|Length: 31-34 cm (12-13")|
|Wing Span: 63-70 cm (25-28")|
|Weight: 230-370 g (8-13 oz)|
|Breeding Pairs: > 100 000|
|Present: All Year|
The Feral Pigeon (also known as Domestic or Town Pigeon) is descended from the Rock Dove (shown in the photograph), and can have similar plumage, though there are also many mixes of black, browns, white and piebald. Feral Pigeons can be larger than Rock Doves owing to their mixed breeding.
The adult Rock Dove is smaller than a Wood Pigeon. The underparts and upper parts are blue-grey, but the back is paler, and there is always a white patch on its rump. The neck is iridescent with green and purple. The wings are grey except for two distinct black wing-bars.
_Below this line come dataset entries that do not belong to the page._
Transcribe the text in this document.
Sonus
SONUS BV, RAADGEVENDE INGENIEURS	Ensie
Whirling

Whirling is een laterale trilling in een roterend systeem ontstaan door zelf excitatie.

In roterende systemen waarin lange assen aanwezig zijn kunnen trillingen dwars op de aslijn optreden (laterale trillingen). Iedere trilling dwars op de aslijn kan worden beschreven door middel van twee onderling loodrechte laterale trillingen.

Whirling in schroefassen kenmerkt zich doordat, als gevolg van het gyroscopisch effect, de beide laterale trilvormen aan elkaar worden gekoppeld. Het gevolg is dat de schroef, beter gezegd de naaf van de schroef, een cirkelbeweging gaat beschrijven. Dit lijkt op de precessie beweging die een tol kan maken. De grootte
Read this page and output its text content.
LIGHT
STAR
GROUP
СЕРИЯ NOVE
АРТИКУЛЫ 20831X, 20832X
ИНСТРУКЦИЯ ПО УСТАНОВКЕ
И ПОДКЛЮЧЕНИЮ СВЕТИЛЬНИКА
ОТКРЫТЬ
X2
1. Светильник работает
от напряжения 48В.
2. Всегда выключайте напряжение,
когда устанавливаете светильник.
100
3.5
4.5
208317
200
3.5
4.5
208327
The eyes and legs are red.
Feral Pigeons have adopted ledges on buildings and other structures in our towns and cities whereas the Rock Dove uses cliffs.
The call is a continuous, bubbling moan.
The feral pigeon feeds on grain, seeds and kitchen scraps.
The nest of twigs is built on a ledge by both sexes but mostly by the female.
The white eggs are smooth and glossy, and about 39 mm by 29 mm in size. Both parents share the duty of incubating the eggs and feeding the nestlings.
|Breeding Starts||Number of Clutches||Number of Eggs||Incubation (days)||Fledge (days)|
Rock Doves are very sedentary, rarely moving from their nest site.
Feral Pigeons have become a nuisance in many towns and cities because their droppings accumulate and pose a health hazard to us. Additionally, the droppings are acidic and cause damage to the stonework of buildings. The expansion of its range and hybridisation with Rock Doves is so successful that relatively few "pure" Rock Doves remain.
Rock Doves have not been seen in our garden or neighbourhood, but a handful of Feral Pigeons have been observed occasionally in other gardens.